そう、それは異様な大きさと威圧感を放っており、アニメなどで見る王様の部屋みたいな感じだったからだ。
(こうしていてもしょうがない。思い切るか)
洸希はそう判断し、早速扉に手を掛ける。
そして次の瞬間、扉を力いっぱい押し…。
スーー
重そうな扉だったため、ギギギとかいって開くのかと思ったのだが、意外にもあっさりと扉が開き、拍子抜けする。
「お邪魔しまーす。どなたかいらっしゃいますか?」
あまり怖がらない声でそう尋ねた洸希だったが、返って来る言葉は無い。
やっぱりここもか…と納得と落胆の入り混じった微妙な感覚のままテクテクと奥部へと進んで行く。
そしてこの後、洸希は奇跡を見ることとなる。
少し進むと、そこは大広間となっていた。
どこか見たことのあるような風景で、ゲームの神殿をイメージさせる。
その最も決定打となっているのが中央に飾られた巨大なステンドグラスだろう。
他にも不思議なランタンのようなものが永遠と明かりを照らしてくれる、そんな雰囲気を醸し出している。

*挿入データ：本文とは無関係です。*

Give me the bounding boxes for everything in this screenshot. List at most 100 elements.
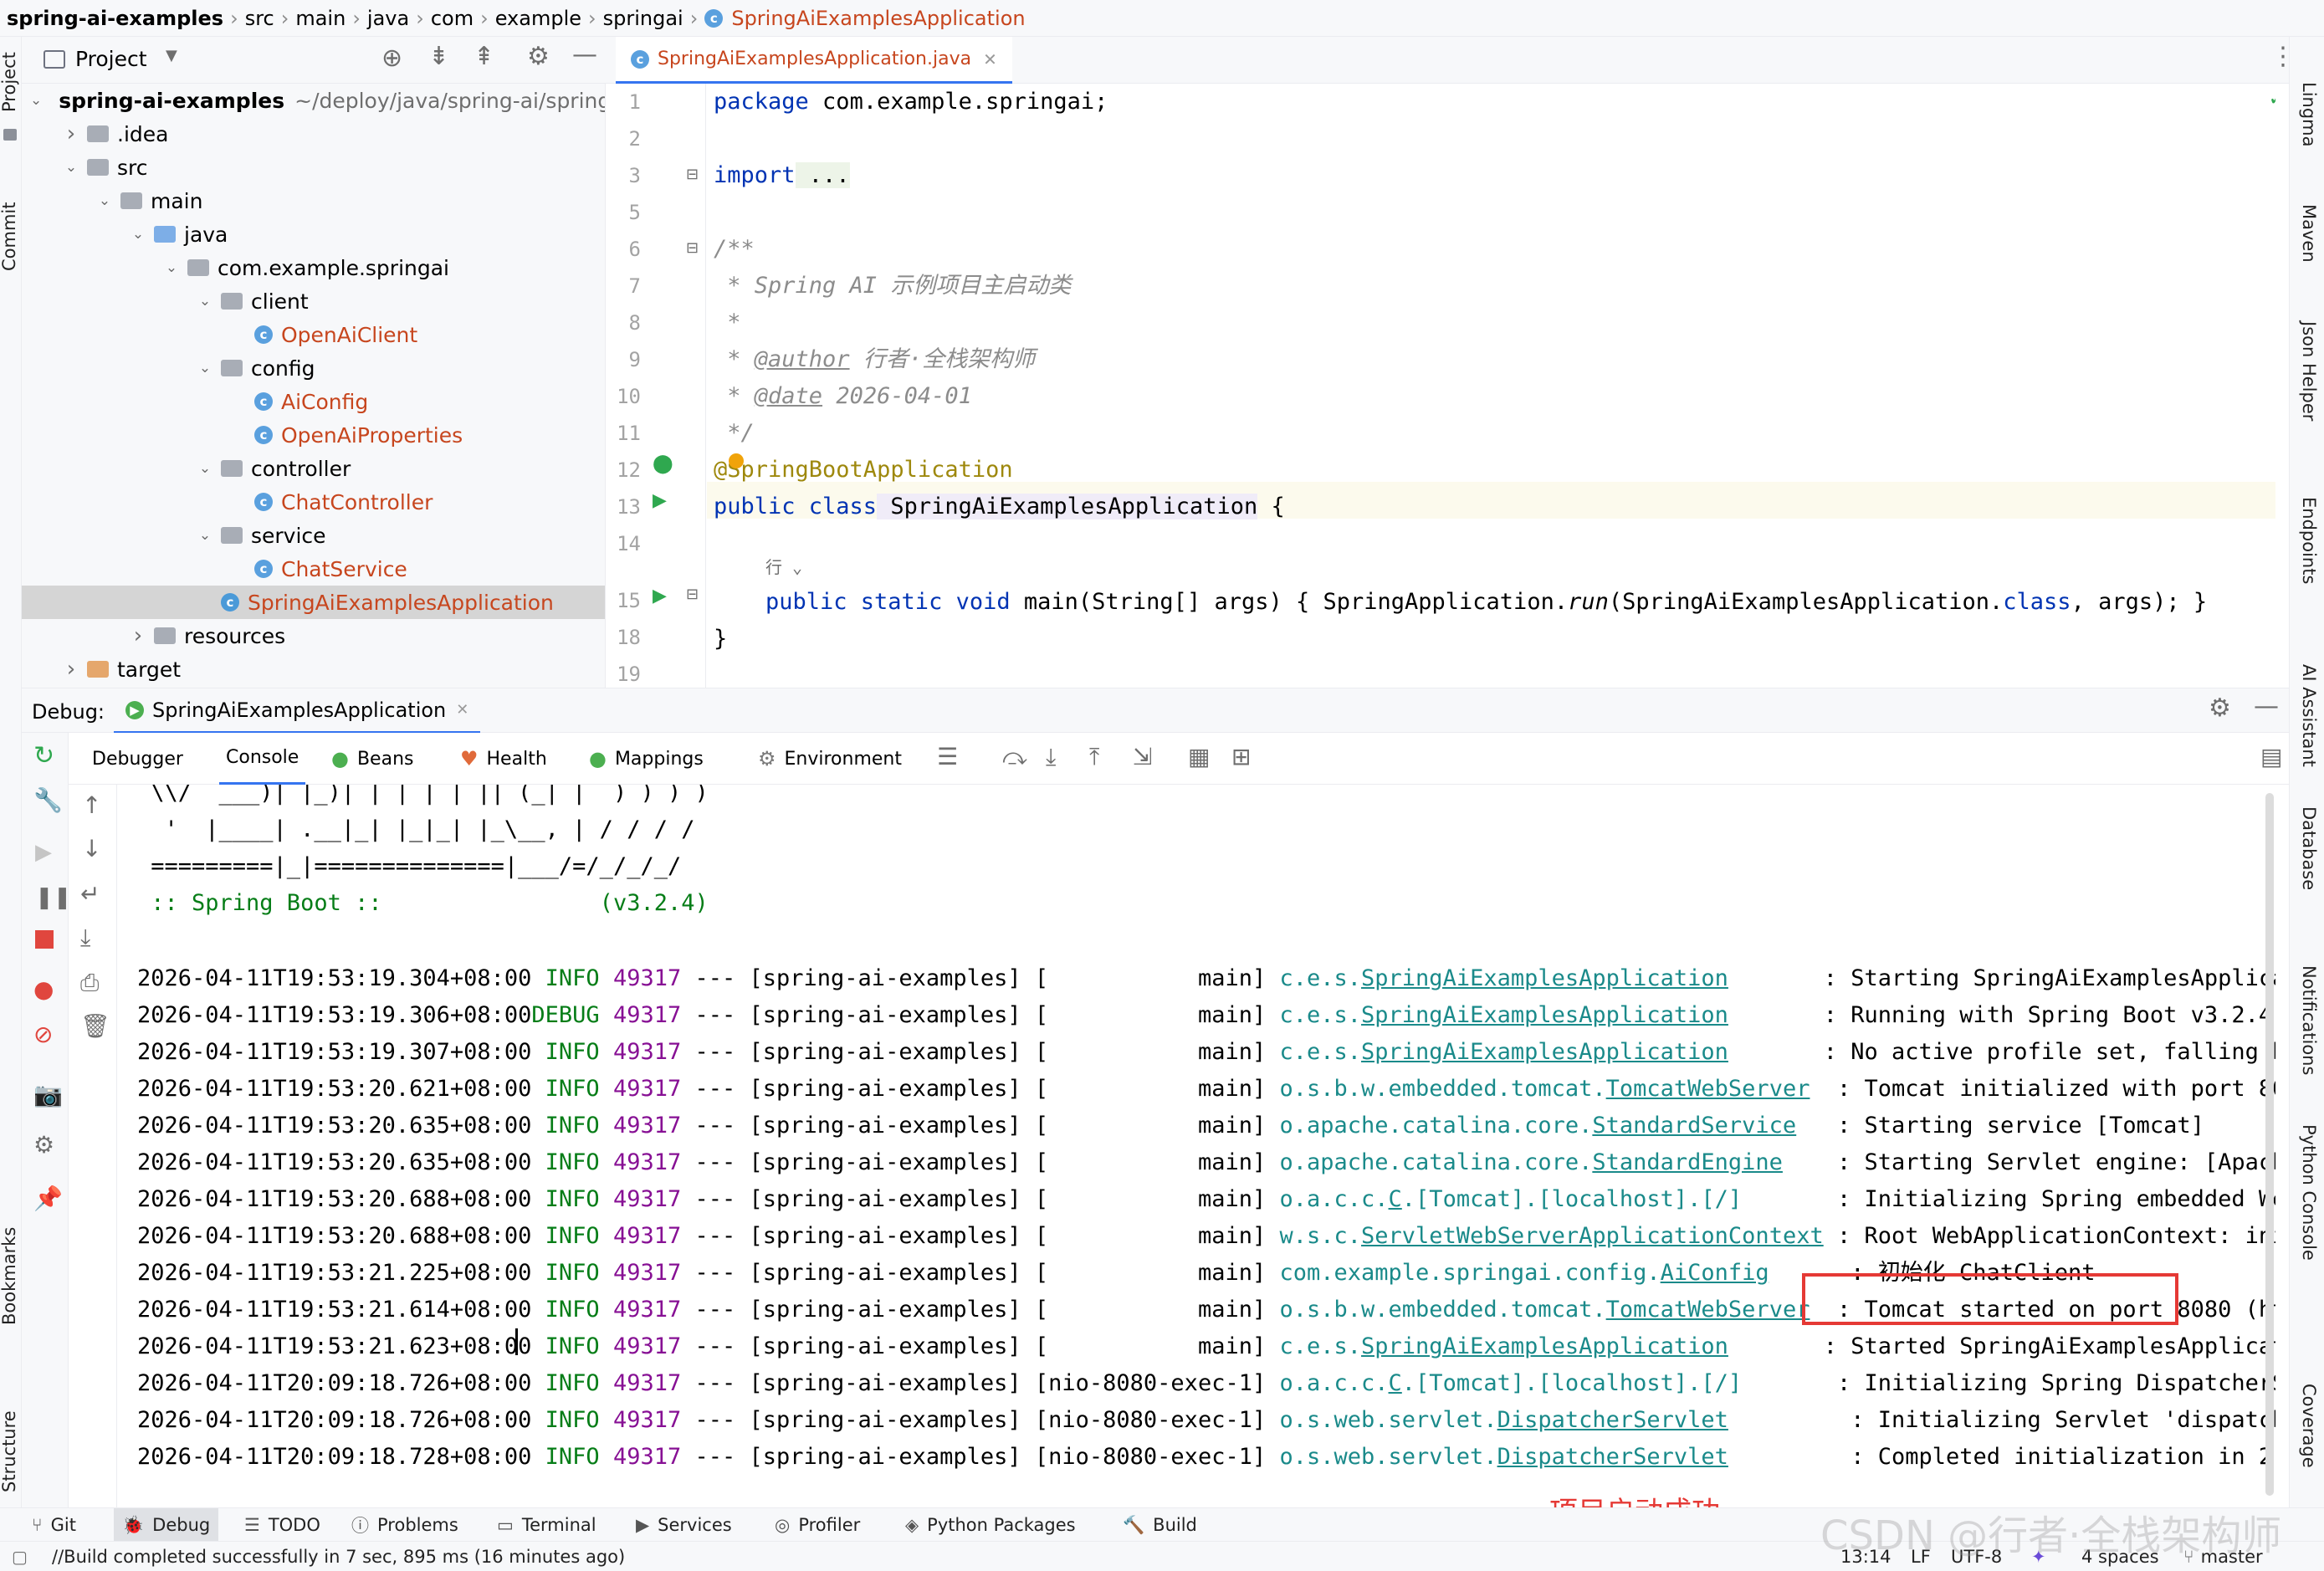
tree-item[interactable]: ⌄ client (22, 284, 605, 318)
coverage-tool-button[interactable]: Coverage (2299, 1384, 2319, 1468)
run-gutter-icon[interactable]: ▶ (653, 586, 667, 606)
debug-tab-environment[interactable]: ⚙ Environment (758, 733, 902, 785)
chevron-right-icon[interactable]: › (64, 658, 79, 680)
tree-item[interactable]: ⌄ java (22, 217, 605, 251)
project-panel-title[interactable]: Project (75, 47, 147, 71)
tool-button-git[interactable]: ⑂ Git (23, 1508, 84, 1542)
mute-breakpoints-icon[interactable]: ⊘ (33, 1021, 53, 1048)
log-logger[interactable]: o.s.b.w.embedded.tomcat.TomcatWebServer (1279, 1297, 1810, 1323)
chevron-down-icon[interactable]: ⌄ (30, 93, 42, 108)
tree-item[interactable]: › .idea (22, 117, 605, 151)
breadcrumb-item[interactable]: java (367, 7, 409, 30)
pin-icon[interactable]: 📌 (33, 1185, 63, 1212)
breadcrumb-item[interactable]: com (431, 7, 474, 30)
breadcrumb-item[interactable]: example (495, 7, 581, 30)
tree-item[interactable]: c OpenAiProperties (22, 418, 605, 452)
bookmarks-tool-button[interactable]: Bookmarks (0, 1227, 19, 1325)
chevron-down-icon[interactable]: ⌄ (197, 361, 212, 376)
tree-item[interactable]: c AiConfig (22, 385, 605, 418)
tree-item[interactable]: ⌄ src (22, 151, 605, 184)
breadcrumb-item[interactable]: src (245, 7, 274, 30)
close-tab-icon[interactable]: ✕ (456, 701, 468, 719)
editor-tab-main-file[interactable]: c SpringAiExamplesApplication.java ✕ (616, 37, 1012, 84)
log-logger[interactable]: o.a.c.c.C.[Tomcat].[localhost].[/] (1279, 1186, 1742, 1212)
resume-icon[interactable]: ▶ (35, 840, 52, 865)
camera-icon[interactable]: 📷 (33, 1081, 63, 1108)
debug-tab-health[interactable]: ♥ Health (460, 733, 547, 785)
console-scrollbar[interactable] (2265, 793, 2274, 1496)
chevron-down-icon[interactable]: ⌄ (131, 227, 146, 242)
log-logger[interactable]: o.a.c.c.C.[Tomcat].[localhost].[/] (1279, 1370, 1742, 1396)
soft-wrap-icon[interactable]: ↵ (80, 880, 100, 908)
log-logger[interactable]: c.e.s.SpringAiExamplesApplication (1279, 1002, 1728, 1028)
tool-button-python-packages[interactable]: ◈ Python Packages (897, 1508, 1084, 1542)
tree-item[interactable]: ⌄ main (22, 184, 605, 217)
log-logger[interactable]: o.s.b.w.embedded.tomcat.TomcatWebServer (1279, 1076, 1810, 1102)
breadcrumb-item[interactable]: springai (603, 7, 683, 30)
tool-button-debug[interactable]: 🐞 Debug (114, 1508, 219, 1542)
minimize-icon[interactable]: — (572, 40, 597, 69)
view-breakpoints-icon[interactable]: ● (33, 975, 54, 1003)
expand-all-icon[interactable]: ⇟ (428, 42, 449, 71)
debug-config-tab[interactable]: ▶ SpringAiExamplesApplication ✕ (114, 688, 481, 734)
log-logger[interactable]: o.s.web.servlet.DispatcherServlet (1279, 1407, 1728, 1433)
scroll-to-end-icon[interactable]: ⤓ (80, 924, 90, 952)
project-tool-button[interactable]: Project (0, 52, 19, 112)
stop-icon[interactable] (35, 930, 54, 949)
lingma-tool-button[interactable]: Lingma (2299, 82, 2319, 147)
chevron-right-icon[interactable]: › (64, 123, 79, 145)
tree-item[interactable]: ⌄ service (22, 519, 605, 552)
chevron-down-icon[interactable]: ▼ (166, 47, 177, 64)
tree-item[interactable]: › resources (22, 619, 605, 652)
gear-icon[interactable]: ⚙ (527, 42, 550, 71)
author-hint[interactable]: 行 ⌄ (765, 549, 802, 586)
minimize-icon[interactable]: — (2254, 692, 2279, 721)
evaluate-icon[interactable]: ▦ (1188, 743, 1210, 770)
breadcrumb-item[interactable]: spring-ai-examples (7, 7, 223, 30)
chevron-down-icon[interactable]: ⌄ (97, 193, 112, 208)
arrow-down-icon[interactable]: ↓ (82, 835, 101, 862)
log-logger[interactable]: c.e.s.SpringAiExamplesApplication (1279, 965, 1728, 991)
panel-toggle-icon[interactable]: ▢ (12, 1547, 28, 1567)
commit-tool-button[interactable]: Commit (0, 202, 19, 272)
chevron-down-icon[interactable]: ⌄ (164, 260, 179, 275)
step-out-icon[interactable]: ⤒ (1089, 743, 1099, 771)
endpoints-tool-button[interactable]: Endpoints (2299, 497, 2319, 584)
chevron-down-icon[interactable]: ⌄ (197, 461, 212, 476)
tool-button-profiler[interactable]: ◎ Profiler (766, 1508, 868, 1542)
log-logger[interactable]: o.apache.catalina.core.StandardEngine (1279, 1149, 1782, 1175)
log-logger[interactable]: c.e.s.SpringAiExamplesApplication (1279, 1333, 1728, 1359)
tree-item[interactable]: c ChatController (22, 485, 605, 519)
log-logger[interactable]: w.s.c.ServletWebServerApplicationContext (1279, 1223, 1823, 1249)
code-editor[interactable]: package com.example.springai; import ...… (707, 84, 2275, 688)
layout-icon[interactable]: ▤ (2260, 743, 2282, 770)
chevron-down-icon[interactable]: ⌄ (197, 294, 212, 309)
intention-bulb-icon[interactable] (729, 453, 744, 468)
json-helper-tool-button[interactable]: Json Helper (2299, 321, 2319, 421)
tool-button-services[interactable]: ▶ Services (627, 1508, 740, 1542)
pause-icon[interactable]: ❚❚ (35, 885, 72, 910)
tree-item[interactable]: ⌄ com.example.springai (22, 251, 605, 284)
more-options-icon[interactable]: ⋮ (2270, 42, 2296, 71)
rerun-icon[interactable]: ↻ (33, 741, 54, 770)
gear-icon[interactable]: ⚙ (2209, 693, 2231, 723)
python-console-tool-button[interactable]: Python Console (2299, 1124, 2319, 1261)
tree-item[interactable]: ⌄ config (22, 351, 605, 385)
tool-button-terminal[interactable]: ▭ Terminal (489, 1508, 605, 1542)
debug-tab-mappings[interactable]: ● Mappings (589, 733, 704, 785)
tree-item[interactable]: ⌄ spring-ai-examples ~/deploy/java/spring-… (22, 84, 605, 117)
console-output[interactable]: \\/ ___)| |_)| | | | | || (_| | ) ) ) ) … (117, 785, 2275, 1507)
debug-tab-beans[interactable]: ● Beans (331, 733, 413, 785)
maven-tool-button[interactable]: Maven (2299, 204, 2319, 263)
log-logger[interactable]: o.apache.catalina.core.StandardService (1279, 1113, 1796, 1139)
structure-tool-button[interactable]: Structure (0, 1410, 19, 1492)
collapse-all-icon[interactable]: ⇞ (474, 42, 494, 71)
debug-tab-console[interactable]: Console (219, 733, 306, 785)
tree-item[interactable]: c SpringAiExamplesApplication (22, 586, 605, 619)
chevron-down-icon[interactable]: ⌄ (197, 528, 212, 543)
debug-tab-debugger[interactable]: Debugger (92, 733, 183, 785)
arrow-up-icon[interactable]: ↑ (82, 791, 101, 819)
log-logger[interactable]: c.e.s.SpringAiExamplesApplication (1279, 1039, 1728, 1065)
run-gutter-icon[interactable]: ▶ (653, 490, 667, 511)
ai-assistant-tool-button[interactable]: AI Assistant (2299, 664, 2319, 767)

そして中央の祭壇のような場所にはファンタジーでしか見ることのできないあの魔導書がずっしりと置かれてあった。
洸希はその光景に何とも言えない表情を浮かべる。
今まで画面の奥や文字の中でしか見たことがなかったその幻想的な光景に目だけではなく心も奪われている。そして意図せずとも勝手に脚が動き、その祭壇に導かれるように歩く。
やがて祭壇の前に着くと、自然とそこに彫られた字へと注意が引く。
そこにはそう書いてあった。
〖我 が 神殿 に 来た 大い なる 者 よ。
御仁 に 我 が 宝、”神秘の魔導書” を 託す。
善 なる 者 に は 力 を、 悪意 ある 者 に は 罰 を〗
…返答に困る。
先ずここは何者かの神殿で間違いないだろう。
そして………恐らくここはファンタジーの世界だろう。
現実世界で魔導書などありえない。
(さて、ここに来た原因は分からないが…精一杯生き延びるためにも、魔導書を託されよう)
そう自分中で整理を付け、洸希はその魔導書へと手を伸ばした。
すると、意図せずとも勝手に最初のページへと導いてくれた。
流石は”魔導書”だ。
そしてそこには…【思想魔法】と書いてあった。